The technology will be used to ward off the porcine pests who roam the mountainous region around the Games with fast-acting systems that shoot rays, spew gases and emit tiger roars.
That’s just the start of 5G — South Korea’s attempt to showcase the first-in-the-world commercial use of the technology that’s not scheduled to roll out globally until 2020. At the Games, shuttle buses run with no humans at the wheel, and 360-degree images in real time show competing figure skaters as they glide around the ice.
Fifth-generation wireless networks are designed to be wicked fast, about 100 times faster than 4G. At 10 gigabits a second, 5G can send a full-length high-definition movie in seconds.
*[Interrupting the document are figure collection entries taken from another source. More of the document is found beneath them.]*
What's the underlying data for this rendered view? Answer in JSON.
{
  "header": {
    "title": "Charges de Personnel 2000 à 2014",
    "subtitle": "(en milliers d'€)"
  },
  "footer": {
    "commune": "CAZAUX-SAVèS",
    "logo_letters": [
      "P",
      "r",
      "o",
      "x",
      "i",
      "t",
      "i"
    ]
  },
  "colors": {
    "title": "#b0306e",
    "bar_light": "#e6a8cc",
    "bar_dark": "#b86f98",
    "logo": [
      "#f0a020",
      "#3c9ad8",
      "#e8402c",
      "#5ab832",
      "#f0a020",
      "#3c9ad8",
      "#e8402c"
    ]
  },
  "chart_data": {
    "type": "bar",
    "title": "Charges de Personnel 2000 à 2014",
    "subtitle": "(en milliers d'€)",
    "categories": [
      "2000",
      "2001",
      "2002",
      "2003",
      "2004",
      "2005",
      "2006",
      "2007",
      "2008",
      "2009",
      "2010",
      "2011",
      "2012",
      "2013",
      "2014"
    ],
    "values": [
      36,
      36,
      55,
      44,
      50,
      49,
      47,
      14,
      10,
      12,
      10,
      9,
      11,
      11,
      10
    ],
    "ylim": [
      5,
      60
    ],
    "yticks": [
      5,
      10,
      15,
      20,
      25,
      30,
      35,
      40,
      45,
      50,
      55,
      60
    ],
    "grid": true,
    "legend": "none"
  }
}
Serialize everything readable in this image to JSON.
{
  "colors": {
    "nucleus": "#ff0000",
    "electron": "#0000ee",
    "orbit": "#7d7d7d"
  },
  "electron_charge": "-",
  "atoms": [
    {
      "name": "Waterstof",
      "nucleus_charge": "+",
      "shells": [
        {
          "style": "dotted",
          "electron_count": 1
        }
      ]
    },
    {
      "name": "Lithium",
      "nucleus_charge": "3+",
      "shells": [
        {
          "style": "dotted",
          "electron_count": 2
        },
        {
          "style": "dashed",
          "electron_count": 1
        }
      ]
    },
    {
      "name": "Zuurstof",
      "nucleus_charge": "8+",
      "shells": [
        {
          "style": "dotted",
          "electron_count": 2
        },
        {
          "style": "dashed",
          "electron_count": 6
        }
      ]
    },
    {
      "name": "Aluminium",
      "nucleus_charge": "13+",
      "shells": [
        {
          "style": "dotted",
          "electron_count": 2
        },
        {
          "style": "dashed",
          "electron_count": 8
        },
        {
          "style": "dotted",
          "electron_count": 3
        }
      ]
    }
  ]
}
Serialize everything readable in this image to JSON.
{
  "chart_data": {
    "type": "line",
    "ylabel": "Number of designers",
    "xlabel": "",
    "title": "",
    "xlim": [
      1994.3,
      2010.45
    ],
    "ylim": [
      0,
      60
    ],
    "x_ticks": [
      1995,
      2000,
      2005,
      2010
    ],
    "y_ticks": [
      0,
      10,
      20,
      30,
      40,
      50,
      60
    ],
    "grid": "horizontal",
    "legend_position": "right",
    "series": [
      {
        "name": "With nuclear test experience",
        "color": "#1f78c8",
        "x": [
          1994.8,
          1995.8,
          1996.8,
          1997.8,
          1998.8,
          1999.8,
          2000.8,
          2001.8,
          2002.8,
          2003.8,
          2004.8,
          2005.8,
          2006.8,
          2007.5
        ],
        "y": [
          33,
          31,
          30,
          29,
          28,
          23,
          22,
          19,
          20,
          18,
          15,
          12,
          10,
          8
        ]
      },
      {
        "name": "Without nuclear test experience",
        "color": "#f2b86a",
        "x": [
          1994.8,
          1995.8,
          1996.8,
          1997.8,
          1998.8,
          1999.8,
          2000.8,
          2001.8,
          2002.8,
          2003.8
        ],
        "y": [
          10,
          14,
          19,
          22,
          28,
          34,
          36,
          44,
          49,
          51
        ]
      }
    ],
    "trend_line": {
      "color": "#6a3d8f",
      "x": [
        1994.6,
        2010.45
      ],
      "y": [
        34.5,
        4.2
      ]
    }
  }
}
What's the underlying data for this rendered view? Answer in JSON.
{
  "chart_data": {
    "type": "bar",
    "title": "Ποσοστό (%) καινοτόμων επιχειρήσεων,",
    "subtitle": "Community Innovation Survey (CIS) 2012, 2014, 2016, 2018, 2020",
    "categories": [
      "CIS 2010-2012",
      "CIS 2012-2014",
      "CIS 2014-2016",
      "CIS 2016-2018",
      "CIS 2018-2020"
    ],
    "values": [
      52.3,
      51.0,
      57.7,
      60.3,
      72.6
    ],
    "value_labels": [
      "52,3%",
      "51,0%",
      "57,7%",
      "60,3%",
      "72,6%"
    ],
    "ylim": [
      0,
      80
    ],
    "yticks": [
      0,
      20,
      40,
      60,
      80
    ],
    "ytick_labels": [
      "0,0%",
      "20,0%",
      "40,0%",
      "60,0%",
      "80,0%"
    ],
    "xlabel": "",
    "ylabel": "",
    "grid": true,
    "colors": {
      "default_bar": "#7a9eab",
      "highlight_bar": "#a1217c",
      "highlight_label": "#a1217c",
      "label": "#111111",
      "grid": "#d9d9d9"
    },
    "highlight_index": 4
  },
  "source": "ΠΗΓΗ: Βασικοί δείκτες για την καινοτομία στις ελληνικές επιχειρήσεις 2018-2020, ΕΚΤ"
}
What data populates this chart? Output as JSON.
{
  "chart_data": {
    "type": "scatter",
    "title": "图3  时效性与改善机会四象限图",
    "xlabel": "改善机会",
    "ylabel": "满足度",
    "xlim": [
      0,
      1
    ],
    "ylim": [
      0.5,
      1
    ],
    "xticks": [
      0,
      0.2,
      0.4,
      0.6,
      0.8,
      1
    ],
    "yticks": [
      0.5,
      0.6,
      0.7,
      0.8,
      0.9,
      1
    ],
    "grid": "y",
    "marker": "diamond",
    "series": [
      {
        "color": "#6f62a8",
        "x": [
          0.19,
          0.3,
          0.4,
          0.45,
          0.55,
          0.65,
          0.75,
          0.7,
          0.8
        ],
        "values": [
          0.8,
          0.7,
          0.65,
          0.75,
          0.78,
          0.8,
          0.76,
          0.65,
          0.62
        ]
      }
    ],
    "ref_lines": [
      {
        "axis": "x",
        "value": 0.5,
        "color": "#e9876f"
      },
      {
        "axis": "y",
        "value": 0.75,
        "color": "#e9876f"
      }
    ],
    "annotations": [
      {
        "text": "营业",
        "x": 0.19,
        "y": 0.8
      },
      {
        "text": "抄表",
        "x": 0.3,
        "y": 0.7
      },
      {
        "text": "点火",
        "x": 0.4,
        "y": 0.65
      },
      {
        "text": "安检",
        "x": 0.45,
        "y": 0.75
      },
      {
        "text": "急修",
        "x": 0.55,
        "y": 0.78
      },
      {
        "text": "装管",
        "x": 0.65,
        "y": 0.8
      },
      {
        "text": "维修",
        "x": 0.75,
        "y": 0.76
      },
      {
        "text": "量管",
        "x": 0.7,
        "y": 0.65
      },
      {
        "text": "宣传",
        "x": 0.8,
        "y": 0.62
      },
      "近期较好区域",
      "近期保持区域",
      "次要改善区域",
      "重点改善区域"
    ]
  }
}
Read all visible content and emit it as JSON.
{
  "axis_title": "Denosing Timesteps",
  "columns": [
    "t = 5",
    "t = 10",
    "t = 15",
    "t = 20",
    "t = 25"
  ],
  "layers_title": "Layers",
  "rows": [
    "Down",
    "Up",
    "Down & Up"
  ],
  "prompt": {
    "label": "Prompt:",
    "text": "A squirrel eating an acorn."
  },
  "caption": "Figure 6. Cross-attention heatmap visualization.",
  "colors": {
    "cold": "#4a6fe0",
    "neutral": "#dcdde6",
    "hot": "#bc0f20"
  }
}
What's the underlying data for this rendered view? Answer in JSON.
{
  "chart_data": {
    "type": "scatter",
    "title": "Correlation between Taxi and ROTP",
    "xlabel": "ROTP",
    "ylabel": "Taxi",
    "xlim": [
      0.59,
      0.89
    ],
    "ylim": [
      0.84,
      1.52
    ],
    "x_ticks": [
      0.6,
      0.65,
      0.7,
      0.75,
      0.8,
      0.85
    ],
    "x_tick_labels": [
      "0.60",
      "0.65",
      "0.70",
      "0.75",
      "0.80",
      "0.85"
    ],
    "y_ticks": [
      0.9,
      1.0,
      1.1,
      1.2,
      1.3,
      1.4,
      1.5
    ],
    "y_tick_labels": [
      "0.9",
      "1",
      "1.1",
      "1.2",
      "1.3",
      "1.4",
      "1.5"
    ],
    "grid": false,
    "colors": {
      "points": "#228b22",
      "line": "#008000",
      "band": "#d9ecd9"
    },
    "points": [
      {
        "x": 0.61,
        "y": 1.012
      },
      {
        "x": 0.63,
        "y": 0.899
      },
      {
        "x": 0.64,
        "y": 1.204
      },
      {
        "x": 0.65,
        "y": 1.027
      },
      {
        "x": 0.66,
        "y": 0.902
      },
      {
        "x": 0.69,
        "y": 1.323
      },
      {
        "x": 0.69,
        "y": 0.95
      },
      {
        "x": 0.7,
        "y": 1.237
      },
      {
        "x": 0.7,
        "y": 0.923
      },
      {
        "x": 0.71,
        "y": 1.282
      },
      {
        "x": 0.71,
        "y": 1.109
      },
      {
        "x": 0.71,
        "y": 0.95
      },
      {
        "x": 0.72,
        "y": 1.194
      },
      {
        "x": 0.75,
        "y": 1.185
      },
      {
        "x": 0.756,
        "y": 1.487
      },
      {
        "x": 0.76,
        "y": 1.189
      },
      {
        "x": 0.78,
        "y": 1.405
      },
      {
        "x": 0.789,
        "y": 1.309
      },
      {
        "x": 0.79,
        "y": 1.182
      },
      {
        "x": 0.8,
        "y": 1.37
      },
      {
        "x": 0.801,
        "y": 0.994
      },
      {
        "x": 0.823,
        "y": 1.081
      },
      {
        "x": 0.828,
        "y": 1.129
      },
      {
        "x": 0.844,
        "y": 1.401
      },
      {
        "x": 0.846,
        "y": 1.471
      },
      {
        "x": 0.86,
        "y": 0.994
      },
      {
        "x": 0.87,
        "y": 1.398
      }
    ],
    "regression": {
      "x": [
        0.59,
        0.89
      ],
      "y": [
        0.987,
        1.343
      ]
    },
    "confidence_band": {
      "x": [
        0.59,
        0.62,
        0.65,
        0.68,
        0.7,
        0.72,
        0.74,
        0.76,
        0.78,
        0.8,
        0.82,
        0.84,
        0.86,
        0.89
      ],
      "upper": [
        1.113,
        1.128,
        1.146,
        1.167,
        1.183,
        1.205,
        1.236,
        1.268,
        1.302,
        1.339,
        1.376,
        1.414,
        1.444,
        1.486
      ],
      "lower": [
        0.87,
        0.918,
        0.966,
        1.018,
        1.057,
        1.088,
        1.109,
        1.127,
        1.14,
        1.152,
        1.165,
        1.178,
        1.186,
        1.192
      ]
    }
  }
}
It also paves the way for the “internet of things,” where devices from refrigerators to traffic lights to dog collars can talk to each other.
The tech industry is counting on the new capabilities: 5G will be important for developing artificial intelligence, drones, self-driving vehicles, robots and other machines that transmit massive data in real time, said Sandra Rivera, Intel Corp.’s California-based senior vice president overseeing network platforms. In other words, if computers talk to each other like children in 4G now, they’ll soon speak like grown-ups in 5G.
“It really is, we call it, the era of machines,” Rivera said in an interview. “Machines are coming, and the 5G is a big enabler with that true convergence of computing and communications.”